L’affaire Frederic Pavaday a connu un nouveau développement ce mardi 3 mars devant le tribunal de Curepipe, avec l’enregistrement de deux nouvelles plaintes à la police.
La charge provisoire initiale d’ill-treatment of child a été rayée à la demande du bureau du Directeur des poursuites publiques (DPP). Une nouvelle accusation provisoire comprenant quatre chefs d’accusation a ensuite été logée contre le suspect. Ces chefs concernent trois victimes distinctes.
Les accusations retenues sont les suivantes :
– Ill-treatment of child
– Attempt upon chastity
– Causing child to be sexually abused
– Having sexual intercourse with a minor under the age of 16
Les deux premiers chefs concernent la victime âgée de 12 ans. Les deux autres sont liés aux deux nouvelles victimes dont les plaintes ont été enregistrées lundi 2 mars et mardi 3 mars 2026.
Selon la police, ces deux nouvelles plaintes ont été adressées via l’adresse électronique officielle de la brigade pour la protection de la famille.
Parallèlement, un autre email transmis le lundi 2 mars, à la Brigade pour la protection de la famille, fait état d’abus systémiques remontant à l’enfance de la victime présumée. Cette dernière qui était également élève du Loretto junior School depuis l’âge de 6 ans, aurait été mise en confiance par son professeur de musique, et aurait été victime de plusieurs actes jugés inappropriés, avant de citer un incident survenu en 2008 alors qu’elle était en grade 5, où elle aurait été contrainte à des attouchements.
L’avocat du suspect, Me Sanjeev Teeluckdarry, a contesté la validité de ces communications, soutenant qu’une adresse électronique peut être créée par n’importe qui.
L’officier Ramburn a indiqué que l’enquête qui a été référé à la CID le vendredi 27 février se trouve à un stade préliminaire.
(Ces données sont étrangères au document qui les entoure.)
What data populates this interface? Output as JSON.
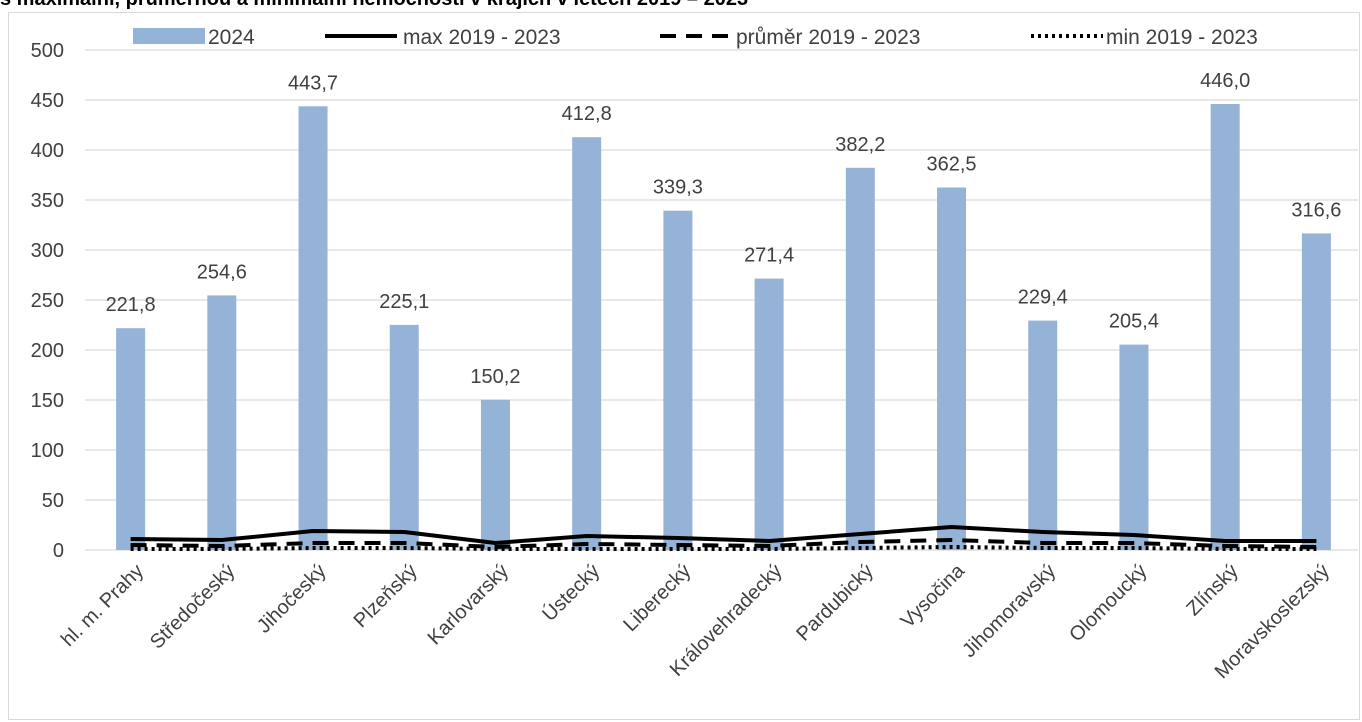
{
  "title": "s maximální, průměrnou a minimální nemocností v krajích v letech 2019 – 2023",
  "colors": {
    "bar": "#95B3D7",
    "line": "#000000",
    "grid": "#d9d9d9",
    "text": "#404040"
  },
  "chart_data": {
    "type": "bar",
    "categories": [
      "hl. m. Prahy",
      "Středočeský",
      "Jihočeský",
      "Plzeňský",
      "Karlovarský",
      "Ústecký",
      "Liberecký",
      "Královehradecký",
      "Pardubický",
      "Vysočina",
      "Jihomoravský",
      "Olomoucký",
      "Zlínský",
      "Moravskoslezský"
    ],
    "series": [
      {
        "name": "2024",
        "type": "bar",
        "values": [
          221.8,
          254.6,
          443.7,
          225.1,
          150.2,
          412.8,
          339.3,
          271.4,
          382.2,
          362.5,
          229.4,
          205.4,
          446.0,
          316.6
        ],
        "labels": [
          "221,8",
          "254,6",
          "443,7",
          "225,1",
          "150,2",
          "412,8",
          "339,3",
          "271,4",
          "382,2",
          "362,5",
          "229,4",
          "205,4",
          "446,0",
          "316,6"
        ]
      },
      {
        "name": "max 2019 - 2023",
        "type": "line",
        "style": "solid",
        "values": [
          11,
          10,
          19,
          18,
          7,
          14,
          12,
          9,
          16,
          23,
          18,
          15,
          9,
          9
        ]
      },
      {
        "name": "průměr 2019 - 2023",
        "type": "line",
        "style": "dashed",
        "values": [
          5,
          4,
          7,
          7,
          3,
          6,
          5,
          4,
          8,
          10,
          7,
          7,
          4,
          3
        ]
      },
      {
        "name": "min 2019 - 2023",
        "type": "line",
        "style": "dotted",
        "values": [
          1,
          1,
          2,
          2,
          1,
          1,
          1,
          1,
          2,
          3,
          2,
          2,
          1,
          1
        ]
      }
    ],
    "ylim": [
      0,
      500
    ],
    "yticks": [
      0,
      50,
      100,
      150,
      200,
      250,
      300,
      350,
      400,
      450,
      500
    ],
    "grid": true,
    "legend": "top"
  }
}
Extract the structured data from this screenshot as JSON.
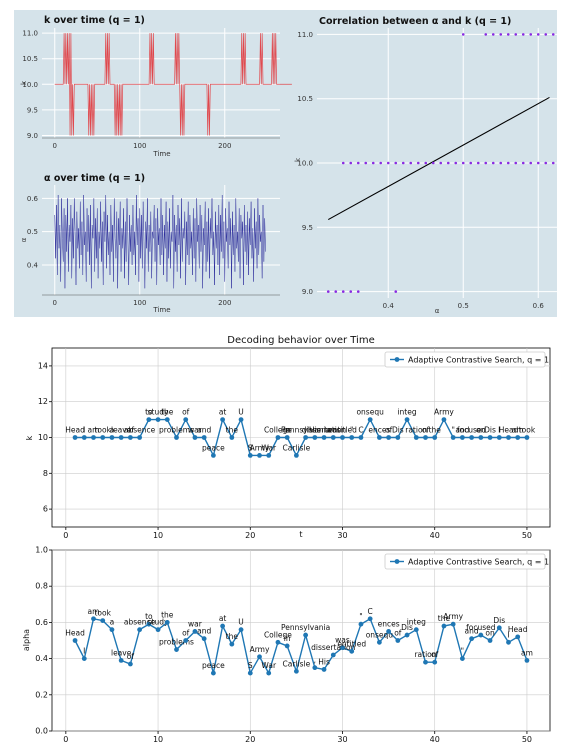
{
  "colors": {
    "panel_bg": "#d5e3ea",
    "k_line": "#e0474c",
    "alpha_line": "#2a2a9a",
    "corr_dot": "#8a2be2",
    "corr_line": "#000000",
    "bottom_line": "#1f77b4"
  },
  "chart_data": [
    {
      "id": "k_time",
      "type": "line",
      "title": "k over time (q = 1)",
      "xlabel": "Time",
      "ylabel": "k",
      "xlim": [
        -15,
        265
      ],
      "ylim": [
        8.95,
        11.1
      ],
      "xticks": [
        0,
        100,
        200
      ],
      "yticks": [
        9.0,
        9.5,
        10.0,
        10.5,
        11.0
      ],
      "ytick_labels": [
        "9.0",
        "9.5",
        "10.0",
        "10.5",
        "11.0"
      ],
      "values": [
        10,
        10,
        10,
        10,
        10,
        10,
        10,
        10,
        10,
        10,
        10,
        11,
        10,
        11,
        10,
        11,
        10,
        11,
        9,
        11,
        9,
        10,
        9,
        10,
        10,
        10,
        10,
        10,
        10,
        10,
        10,
        10,
        10,
        10,
        10,
        10,
        10,
        10,
        10,
        10,
        9,
        10,
        9,
        10,
        9,
        10,
        9,
        10,
        10,
        10,
        10,
        10,
        10,
        10,
        10,
        10,
        10,
        10,
        10,
        10,
        11,
        10,
        11,
        10,
        11,
        10,
        10,
        10,
        10,
        10,
        10,
        9,
        10,
        9,
        10,
        9,
        10,
        9,
        10,
        9,
        10,
        10,
        10,
        10,
        10,
        10,
        10,
        10,
        10,
        10,
        10,
        10,
        10,
        10,
        10,
        10,
        10,
        10,
        10,
        10,
        10,
        10,
        10,
        10,
        10,
        10,
        10,
        10,
        10,
        10,
        10,
        10,
        11,
        10,
        11,
        10,
        11,
        10,
        10,
        10,
        10,
        10,
        10,
        10,
        10,
        10,
        10,
        10,
        10,
        10,
        10,
        10,
        10,
        10,
        10,
        10,
        10,
        10,
        10,
        10,
        10,
        10,
        11,
        10,
        11,
        10,
        11,
        10,
        9,
        10,
        9,
        10,
        9,
        10,
        10,
        10,
        10,
        10,
        10,
        10,
        10,
        10,
        10,
        10,
        10,
        10,
        10,
        10,
        10,
        10,
        10,
        10,
        10,
        10,
        10,
        10,
        10,
        10,
        10,
        10,
        9,
        10,
        9,
        10,
        10,
        10,
        10,
        10,
        10,
        10,
        10,
        10,
        10,
        10,
        10,
        10,
        10,
        10,
        10,
        10,
        10,
        10,
        10,
        10,
        10,
        10,
        10,
        10,
        10,
        10,
        10,
        10,
        10,
        10,
        10,
        10,
        10,
        10,
        10,
        10,
        11,
        10,
        11,
        10,
        11,
        10,
        10,
        10,
        10,
        10,
        10,
        10,
        10,
        10,
        10,
        10,
        10,
        10,
        10,
        10,
        10,
        10,
        11,
        10,
        11,
        10,
        10,
        10,
        10,
        10,
        10,
        10,
        10,
        10,
        10,
        10,
        11,
        10,
        11,
        10,
        11,
        10,
        10,
        10,
        10,
        10,
        10,
        10,
        10,
        10,
        10,
        10,
        10,
        10,
        10,
        10,
        10,
        10,
        10,
        10
      ]
    },
    {
      "id": "alpha_time",
      "type": "line",
      "title": "α over time (q = 1)",
      "xlabel": "Time",
      "ylabel": "α",
      "xlim": [
        -15,
        265
      ],
      "ylim": [
        0.31,
        0.64
      ],
      "xticks": [
        0,
        100,
        200
      ],
      "yticks": [
        0.4,
        0.5,
        0.6
      ],
      "ytick_labels": [
        "0.4",
        "0.5",
        "0.6"
      ],
      "values": [
        0.55,
        0.42,
        0.58,
        0.37,
        0.61,
        0.45,
        0.52,
        0.35,
        0.6,
        0.48,
        0.41,
        0.57,
        0.33,
        0.55,
        0.44,
        0.6,
        0.38,
        0.52,
        0.47,
        0.58,
        0.36,
        0.54,
        0.42,
        0.6,
        0.49,
        0.34,
        0.56,
        0.45,
        0.51,
        0.39,
        0.59,
        0.43,
        0.53,
        0.37,
        0.61,
        0.46,
        0.5,
        0.35,
        0.57,
        0.44,
        0.55,
        0.4,
        0.58,
        0.33,
        0.52,
        0.48,
        0.6,
        0.38,
        0.54,
        0.42,
        0.57,
        0.36,
        0.5,
        0.45,
        0.59,
        0.41,
        0.53,
        0.34,
        0.56,
        0.47,
        0.61,
        0.39,
        0.55,
        0.43,
        0.5,
        0.37,
        0.58,
        0.44,
        0.52,
        0.35,
        0.6,
        0.48,
        0.42,
        0.56,
        0.33,
        0.54,
        0.46,
        0.59,
        0.38,
        0.51,
        0.45,
        0.57,
        0.36,
        0.53,
        0.41,
        0.6,
        0.49,
        0.34,
        0.55,
        0.44,
        0.52,
        0.4,
        0.58,
        0.43,
        0.5,
        0.37,
        0.61,
        0.46,
        0.54,
        0.35,
        0.57,
        0.42,
        0.55,
        0.39,
        0.59,
        0.47,
        0.33,
        0.53,
        0.45,
        0.6,
        0.38,
        0.52,
        0.44,
        0.56,
        0.36,
        0.5,
        0.48,
        0.58,
        0.41,
        0.54,
        0.34,
        0.57,
        0.46,
        0.51,
        0.4,
        0.6,
        0.43,
        0.55,
        0.37,
        0.52,
        0.45,
        0.59,
        0.35,
        0.53,
        0.42,
        0.57,
        0.39,
        0.5,
        0.47,
        0.61,
        0.33,
        0.55,
        0.44,
        0.52,
        0.38,
        0.58,
        0.46,
        0.54,
        0.36,
        0.6,
        0.41,
        0.51,
        0.48,
        0.56,
        0.34,
        0.53,
        0.43,
        0.59,
        0.4,
        0.55,
        0.45,
        0.5,
        0.37,
        0.57,
        0.42,
        0.54,
        0.35,
        0.6,
        0.47,
        0.52,
        0.39,
        0.58,
        0.44,
        0.55,
        0.33,
        0.51,
        0.46,
        0.59,
        0.38,
        0.53,
        0.41,
        0.57,
        0.36,
        0.54,
        0.48,
        0.6,
        0.43,
        0.5,
        0.34,
        0.56,
        0.45,
        0.52,
        0.4,
        0.58,
        0.37,
        0.55,
        0.44,
        0.61,
        0.42,
        0.53,
        0.35,
        0.57,
        0.47,
        0.51,
        0.39,
        0.59,
        0.46,
        0.54,
        0.33,
        0.56,
        0.43,
        0.52,
        0.38,
        0.6,
        0.45,
        0.5,
        0.41,
        0.57,
        0.36,
        0.55,
        0.48,
        0.53,
        0.34,
        0.58,
        0.44,
        0.52,
        0.4,
        0.56,
        0.37,
        0.54,
        0.46,
        0.59,
        0.42,
        0.51,
        0.35,
        0.57,
        0.45,
        0.53,
        0.39,
        0.6,
        0.43,
        0.55,
        0.47,
        0.5,
        0.36,
        0.58,
        0.41,
        0.54,
        0.44
      ]
    },
    {
      "id": "corr",
      "type": "scatter",
      "title": "Correlation between α and k (q = 1)",
      "xlabel": "α",
      "ylabel": "k",
      "xlim": [
        0.305,
        0.625
      ],
      "ylim": [
        8.95,
        11.05
      ],
      "xticks": [
        0.4,
        0.5,
        0.6
      ],
      "xtick_labels": [
        "0.4",
        "0.5",
        "0.6"
      ],
      "yticks": [
        9.0,
        9.5,
        10.0,
        10.5,
        11.0
      ],
      "ytick_labels": [
        "9.0",
        "9.5",
        "10.0",
        "10.5",
        "11.0"
      ],
      "points": [
        [
          0.32,
          9
        ],
        [
          0.33,
          9
        ],
        [
          0.34,
          9
        ],
        [
          0.35,
          9
        ],
        [
          0.36,
          9
        ],
        [
          0.41,
          9
        ],
        [
          0.34,
          10
        ],
        [
          0.35,
          10
        ],
        [
          0.36,
          10
        ],
        [
          0.37,
          10
        ],
        [
          0.38,
          10
        ],
        [
          0.39,
          10
        ],
        [
          0.4,
          10
        ],
        [
          0.41,
          10
        ],
        [
          0.42,
          10
        ],
        [
          0.43,
          10
        ],
        [
          0.44,
          10
        ],
        [
          0.45,
          10
        ],
        [
          0.46,
          10
        ],
        [
          0.47,
          10
        ],
        [
          0.48,
          10
        ],
        [
          0.49,
          10
        ],
        [
          0.5,
          10
        ],
        [
          0.51,
          10
        ],
        [
          0.52,
          10
        ],
        [
          0.53,
          10
        ],
        [
          0.54,
          10
        ],
        [
          0.55,
          10
        ],
        [
          0.56,
          10
        ],
        [
          0.57,
          10
        ],
        [
          0.58,
          10
        ],
        [
          0.59,
          10
        ],
        [
          0.6,
          10
        ],
        [
          0.61,
          10
        ],
        [
          0.62,
          10
        ],
        [
          0.5,
          11
        ],
        [
          0.53,
          11
        ],
        [
          0.54,
          11
        ],
        [
          0.55,
          11
        ],
        [
          0.56,
          11
        ],
        [
          0.57,
          11
        ],
        [
          0.58,
          11
        ],
        [
          0.59,
          11
        ],
        [
          0.6,
          11
        ],
        [
          0.61,
          11
        ],
        [
          0.62,
          11
        ]
      ],
      "fit_line": [
        [
          0.32,
          9.56
        ],
        [
          0.615,
          10.51
        ]
      ]
    },
    {
      "id": "k_decoding",
      "type": "line",
      "title": "Decoding behavior over Time",
      "xlabel": "t",
      "ylabel": "k",
      "legend": "Adaptive Contrastive Search, q = 1",
      "legend_position": "top-right",
      "xlim": [
        -1.5,
        52.5
      ],
      "ylim": [
        5,
        15
      ],
      "xticks": [
        0,
        10,
        20,
        30,
        40,
        50
      ],
      "yticks": [
        6,
        8,
        10,
        12,
        14
      ],
      "x": [
        1,
        2,
        3,
        4,
        5,
        6,
        7,
        8,
        9,
        10,
        11,
        12,
        13,
        14,
        15,
        16,
        17,
        18,
        19,
        20,
        21,
        22,
        23,
        24,
        25,
        26,
        27,
        28,
        29,
        30,
        31,
        32,
        33,
        34,
        35,
        36,
        37,
        38,
        39,
        40,
        41,
        42,
        43,
        44,
        45,
        46,
        47,
        48,
        49,
        50
      ],
      "values": [
        10,
        10,
        10,
        10,
        10,
        10,
        10,
        10,
        11,
        11,
        11,
        10,
        11,
        10,
        10,
        9,
        11,
        10,
        11,
        9,
        9,
        9,
        10,
        10,
        9,
        10,
        10,
        10,
        10,
        10,
        10,
        10,
        11,
        10,
        10,
        10,
        11,
        10,
        10,
        10,
        11,
        10,
        10,
        10,
        10,
        10,
        10,
        10,
        10,
        10
      ],
      "words": [
        "Head",
        "I",
        "am",
        "took",
        "a",
        "leave",
        "of",
        "absence",
        "to",
        "study",
        "the",
        "problems",
        "of",
        "war",
        "and",
        "peace",
        "at",
        "the",
        "U",
        "S",
        "Army",
        "War",
        "College",
        "in",
        "Carlisle",
        "Pennsylvania",
        "His",
        "dissertation",
        "was",
        "entitled",
        "\"",
        "C",
        "onsequ",
        "ences",
        "of",
        "Dis",
        "integ",
        "ration",
        "of",
        "the",
        "Army",
        "\"",
        "and",
        "focused",
        "on",
        "Dis",
        "I",
        "Head",
        "am",
        "took"
      ]
    },
    {
      "id": "alpha_decoding",
      "type": "line",
      "xlabel": "",
      "ylabel": "alpha",
      "legend": "Adaptive Contrastive Search, q = 1",
      "legend_position": "top-right",
      "xlim": [
        -1.5,
        52.5
      ],
      "ylim": [
        0,
        1
      ],
      "xticks": [
        0,
        10,
        20,
        30,
        40,
        50
      ],
      "yticks": [
        0,
        0.2,
        0.4,
        0.6,
        0.8,
        1.0
      ],
      "ytick_labels": [
        "0.0",
        "0.2",
        "0.4",
        "0.6",
        "0.8",
        "1.0"
      ],
      "x": [
        1,
        2,
        3,
        4,
        5,
        6,
        7,
        8,
        9,
        10,
        11,
        12,
        13,
        14,
        15,
        16,
        17,
        18,
        19,
        20,
        21,
        22,
        23,
        24,
        25,
        26,
        27,
        28,
        29,
        30,
        31,
        32,
        33,
        34,
        35,
        36,
        37,
        38,
        39,
        40,
        41,
        42,
        43,
        44,
        45,
        46,
        47,
        48,
        49,
        50
      ],
      "values": [
        0.5,
        0.4,
        0.62,
        0.61,
        0.56,
        0.39,
        0.37,
        0.56,
        0.59,
        0.56,
        0.6,
        0.45,
        0.5,
        0.55,
        0.51,
        0.32,
        0.58,
        0.48,
        0.56,
        0.32,
        0.41,
        0.32,
        0.49,
        0.47,
        0.33,
        0.53,
        0.35,
        0.34,
        0.42,
        0.46,
        0.44,
        0.59,
        0.62,
        0.49,
        0.55,
        0.5,
        0.53,
        0.56,
        0.38,
        0.38,
        0.58,
        0.59,
        0.4,
        0.51,
        0.53,
        0.5,
        0.57,
        0.49,
        0.52,
        0.39
      ],
      "words": [
        "Head",
        "I",
        "am",
        "took",
        "a",
        "leave",
        "of",
        "absence",
        "to",
        "study",
        "the",
        "problems",
        "of",
        "war",
        "and",
        "peace",
        "at",
        "the",
        "U",
        "S",
        "Army",
        "War",
        "College",
        "in",
        "Carlisle",
        "Pennsylvania",
        ",",
        "His",
        "dissertation",
        "was",
        "entitled",
        "\"",
        "C",
        "onsequ",
        "ences",
        "of",
        "Dis",
        "integ",
        "ration",
        "of",
        "the",
        "Army",
        "\"",
        "and",
        "focused",
        "on",
        "Dis",
        "I",
        "Head",
        "am"
      ]
    }
  ]
}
Une perquisition a été effectuée au domicile du suspect et une vingtaine d’équipements informatiques ont été sécurisés le vendredi 27 février, dont des clés USB. Ceux-ci seront examinés par l’IT Unit de la police. Il a également déclaré que les victimes sont en contact direct avec l’ONG Pedostop et qu’elles devraient prochainement se rendre à Maurice pour consigner officiellement leurs dépositions.
La police a objecté à la remise en liberté conditionnelle du suspect, évoquant un risque d’interférence avec les témoins, de manipulation d’éventuelles preuves ainsi qu’un risque de fuite. La défense a soutenu que son client s’est présenté volontairement à la police lors de son arrestation, qu’il a remis un téléphone portable aux enquêteurs et qu’il a également déposé son passeport.
Le suspect a été reconduit en détention policière jusqu’à sa prochaine comparution, fixée à ce mercredi 4 mars à 14 heures, date à laquelle les débats sur la demande de remise en liberté conditionnelle se poursuivront.